O cenário do mercado de grãos no país e as consequências de eventos extremos, como as enchentes no sul do Brasil e as queimadas em diversas regiões, a indústria de etanol de milho e o uso de DDG FS na avicultura, a infraestrutura portuária e ferroviária no país e soluções logísticas para a avicultura serão temas discutidos durante o Encontro Agroindustrial de Logística e Suprimentos (Agrologs), que vai ser realizado durante a Conferência Brasil Sul da Indústria e Produção de Carne de Frango (Conbrasfran), de 25 a 27 de novembro, em Gramado, na serra gaúcha.

Entre os debatedores, estão a diretora Executiva de Suprimentos da Seara, Arene Trevisan, o gerente de Marketing da FS Indústria de Biocombustível, Rodrigo Galli, o coordenador do Grupo de Logística da Associação Brasileira de Proteína Animal (ABPA), José Perboyre, o coordenador do Conselho da Agroindústria (Conagro) da Federação das Indústrias do Rio Grande do Sul (Fiergs), Alexandre Guerra e o diretor Comercial do Tecon RS, Rodrigo Velho. Dividido em dois painéis, um de Suprimentos e Nutrição Animal e outro sobre Logística: Estrutura e Transporte, os debates terão a moderação do gerente de Logística e PCP da Agrosul Foods, Patrick Kinast.

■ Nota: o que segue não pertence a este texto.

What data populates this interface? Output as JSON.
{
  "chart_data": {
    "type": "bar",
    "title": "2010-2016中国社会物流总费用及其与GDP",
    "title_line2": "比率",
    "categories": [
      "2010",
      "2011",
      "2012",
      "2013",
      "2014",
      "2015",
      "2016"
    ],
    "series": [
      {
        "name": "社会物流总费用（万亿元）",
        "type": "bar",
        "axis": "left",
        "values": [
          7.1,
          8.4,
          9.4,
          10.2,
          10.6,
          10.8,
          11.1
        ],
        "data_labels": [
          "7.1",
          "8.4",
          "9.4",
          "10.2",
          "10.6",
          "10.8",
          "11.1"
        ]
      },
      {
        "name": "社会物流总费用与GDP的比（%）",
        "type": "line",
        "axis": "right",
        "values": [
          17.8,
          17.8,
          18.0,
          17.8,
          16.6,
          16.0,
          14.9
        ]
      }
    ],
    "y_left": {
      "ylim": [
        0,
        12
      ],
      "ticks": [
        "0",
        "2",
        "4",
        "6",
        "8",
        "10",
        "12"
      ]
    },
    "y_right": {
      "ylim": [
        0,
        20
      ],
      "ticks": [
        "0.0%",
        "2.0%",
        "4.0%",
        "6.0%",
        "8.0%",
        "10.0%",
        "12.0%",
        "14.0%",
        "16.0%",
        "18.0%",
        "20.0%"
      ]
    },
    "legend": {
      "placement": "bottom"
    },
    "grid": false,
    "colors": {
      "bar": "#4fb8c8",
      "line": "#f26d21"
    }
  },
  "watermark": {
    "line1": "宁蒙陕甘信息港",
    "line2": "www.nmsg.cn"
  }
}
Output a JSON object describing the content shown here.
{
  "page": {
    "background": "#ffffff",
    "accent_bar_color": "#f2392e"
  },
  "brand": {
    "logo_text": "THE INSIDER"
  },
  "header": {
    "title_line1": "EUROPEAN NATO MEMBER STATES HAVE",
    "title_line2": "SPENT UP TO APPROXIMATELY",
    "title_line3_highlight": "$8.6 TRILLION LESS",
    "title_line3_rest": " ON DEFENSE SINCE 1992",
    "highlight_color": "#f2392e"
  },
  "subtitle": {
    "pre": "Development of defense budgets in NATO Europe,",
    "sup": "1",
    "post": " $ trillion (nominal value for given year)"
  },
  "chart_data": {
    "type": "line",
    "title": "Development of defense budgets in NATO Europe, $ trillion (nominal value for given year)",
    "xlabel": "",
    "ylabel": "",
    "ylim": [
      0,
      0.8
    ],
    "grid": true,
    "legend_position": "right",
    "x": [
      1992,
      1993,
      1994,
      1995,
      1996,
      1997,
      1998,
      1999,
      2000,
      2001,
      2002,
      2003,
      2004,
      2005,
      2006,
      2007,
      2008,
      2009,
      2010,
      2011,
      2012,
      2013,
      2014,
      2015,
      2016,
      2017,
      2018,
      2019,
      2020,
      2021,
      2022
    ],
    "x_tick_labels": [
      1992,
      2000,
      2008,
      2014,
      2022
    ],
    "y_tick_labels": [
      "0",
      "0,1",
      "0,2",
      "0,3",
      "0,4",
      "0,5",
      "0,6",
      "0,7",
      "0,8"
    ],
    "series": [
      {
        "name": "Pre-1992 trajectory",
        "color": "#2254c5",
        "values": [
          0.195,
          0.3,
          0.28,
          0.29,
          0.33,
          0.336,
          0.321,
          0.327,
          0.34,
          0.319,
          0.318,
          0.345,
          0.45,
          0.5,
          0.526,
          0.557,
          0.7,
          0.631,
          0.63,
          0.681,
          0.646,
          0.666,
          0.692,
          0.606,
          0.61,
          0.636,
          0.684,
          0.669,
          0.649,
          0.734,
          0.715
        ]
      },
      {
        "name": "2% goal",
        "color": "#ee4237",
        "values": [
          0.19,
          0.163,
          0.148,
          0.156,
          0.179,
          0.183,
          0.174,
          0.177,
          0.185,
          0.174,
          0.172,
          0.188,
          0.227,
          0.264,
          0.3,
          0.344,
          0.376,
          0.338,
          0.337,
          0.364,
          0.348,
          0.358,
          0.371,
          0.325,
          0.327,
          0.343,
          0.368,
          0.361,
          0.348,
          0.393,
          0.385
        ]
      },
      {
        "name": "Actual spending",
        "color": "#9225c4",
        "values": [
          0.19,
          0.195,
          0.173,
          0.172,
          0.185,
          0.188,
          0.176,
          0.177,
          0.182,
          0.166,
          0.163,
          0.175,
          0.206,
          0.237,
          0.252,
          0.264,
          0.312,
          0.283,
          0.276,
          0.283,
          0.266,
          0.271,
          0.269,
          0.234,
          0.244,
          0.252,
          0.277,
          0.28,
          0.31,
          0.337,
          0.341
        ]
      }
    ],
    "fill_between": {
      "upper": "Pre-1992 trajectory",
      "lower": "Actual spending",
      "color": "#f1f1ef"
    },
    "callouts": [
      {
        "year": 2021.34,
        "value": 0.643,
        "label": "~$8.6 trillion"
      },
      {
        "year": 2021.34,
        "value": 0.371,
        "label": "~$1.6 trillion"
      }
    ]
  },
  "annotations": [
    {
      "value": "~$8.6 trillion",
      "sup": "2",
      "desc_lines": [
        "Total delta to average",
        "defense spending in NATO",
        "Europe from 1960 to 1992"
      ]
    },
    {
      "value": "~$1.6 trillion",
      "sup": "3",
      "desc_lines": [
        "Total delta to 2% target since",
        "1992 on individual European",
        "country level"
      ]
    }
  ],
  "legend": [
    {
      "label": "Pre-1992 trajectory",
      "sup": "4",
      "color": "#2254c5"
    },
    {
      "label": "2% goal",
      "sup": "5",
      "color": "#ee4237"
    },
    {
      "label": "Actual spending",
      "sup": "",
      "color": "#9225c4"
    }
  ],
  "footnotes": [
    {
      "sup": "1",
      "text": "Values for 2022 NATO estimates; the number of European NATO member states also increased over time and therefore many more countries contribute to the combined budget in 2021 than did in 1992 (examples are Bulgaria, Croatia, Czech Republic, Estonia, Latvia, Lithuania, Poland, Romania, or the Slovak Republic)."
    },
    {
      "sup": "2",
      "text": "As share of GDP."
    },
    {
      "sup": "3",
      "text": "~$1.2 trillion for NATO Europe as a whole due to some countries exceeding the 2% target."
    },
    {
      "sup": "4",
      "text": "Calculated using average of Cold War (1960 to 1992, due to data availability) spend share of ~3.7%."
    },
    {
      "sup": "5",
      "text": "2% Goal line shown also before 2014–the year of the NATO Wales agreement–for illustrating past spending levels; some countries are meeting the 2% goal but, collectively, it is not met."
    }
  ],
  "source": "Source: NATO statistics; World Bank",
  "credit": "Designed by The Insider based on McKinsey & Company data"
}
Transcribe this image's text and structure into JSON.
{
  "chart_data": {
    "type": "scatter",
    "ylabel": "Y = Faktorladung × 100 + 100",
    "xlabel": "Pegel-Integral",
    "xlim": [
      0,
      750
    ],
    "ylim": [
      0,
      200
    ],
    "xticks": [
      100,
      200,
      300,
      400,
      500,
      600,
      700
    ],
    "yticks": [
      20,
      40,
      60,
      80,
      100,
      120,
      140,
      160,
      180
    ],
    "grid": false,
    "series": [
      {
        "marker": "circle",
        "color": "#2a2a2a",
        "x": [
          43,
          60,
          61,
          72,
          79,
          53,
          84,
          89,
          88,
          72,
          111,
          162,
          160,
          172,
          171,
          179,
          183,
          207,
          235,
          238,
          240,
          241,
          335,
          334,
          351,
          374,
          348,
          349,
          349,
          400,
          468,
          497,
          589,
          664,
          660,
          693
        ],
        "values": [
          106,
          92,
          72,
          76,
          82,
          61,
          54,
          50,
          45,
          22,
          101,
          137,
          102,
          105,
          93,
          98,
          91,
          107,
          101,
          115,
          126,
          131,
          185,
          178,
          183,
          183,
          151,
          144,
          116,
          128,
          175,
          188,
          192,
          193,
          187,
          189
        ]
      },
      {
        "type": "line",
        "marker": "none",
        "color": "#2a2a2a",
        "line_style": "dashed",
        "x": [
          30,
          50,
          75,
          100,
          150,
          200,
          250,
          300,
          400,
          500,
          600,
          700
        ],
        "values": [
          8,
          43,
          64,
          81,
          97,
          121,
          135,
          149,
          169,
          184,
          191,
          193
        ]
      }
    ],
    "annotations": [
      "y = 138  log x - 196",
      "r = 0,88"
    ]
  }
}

Realizada pela Associação Gaúcha de Avicultura (Asgav), a conferência vai reunir os elos mais estratégicos da cadeia produtiva para debater desafios, oportunidades, tecnologias, inovações e o futuro da produção e comercialização da carne de frango, disse o presidente Executivo da Asgav e organizador do evento, José Eduardo dos Santos. “A Conbrasfran será um evento único. Vamos debater temas abrangentes, reunir líderes de todos os elos da cadeia produtiva e proporcionar um excelente ambiente para negócios”, pontou. A programação completa da Conbrasfran 2024 está disponível na página do evento (https://conbrasfran.com.br/programacao/).

Agrologs: Encontro Agroindustrial de Logística e Suprimentos
As discussões do Agrologs vão ser realizadas na manhã do dia 26 de novembro. A partir das 08h30, o Painel de Suprimentos e Nutrição Animal será aberto pela diretora Executiva de Suprimentos da Seara, Arene Trevisan. Ela vai debater o Cenário do mercado de grãos no Brasil x Consequências das enchentes no Sul e das queimadas em diversas regiões do país. Em seguida, o gerente de Marketing da FS Indústria de Biocombustível, Rodrigo Galli, vai discutir a Indústria de etanol de milho e DDG FS: Alternativa eficaz para garantir resultados produtivos com melhor custo-benefício para a avicultura brasileira.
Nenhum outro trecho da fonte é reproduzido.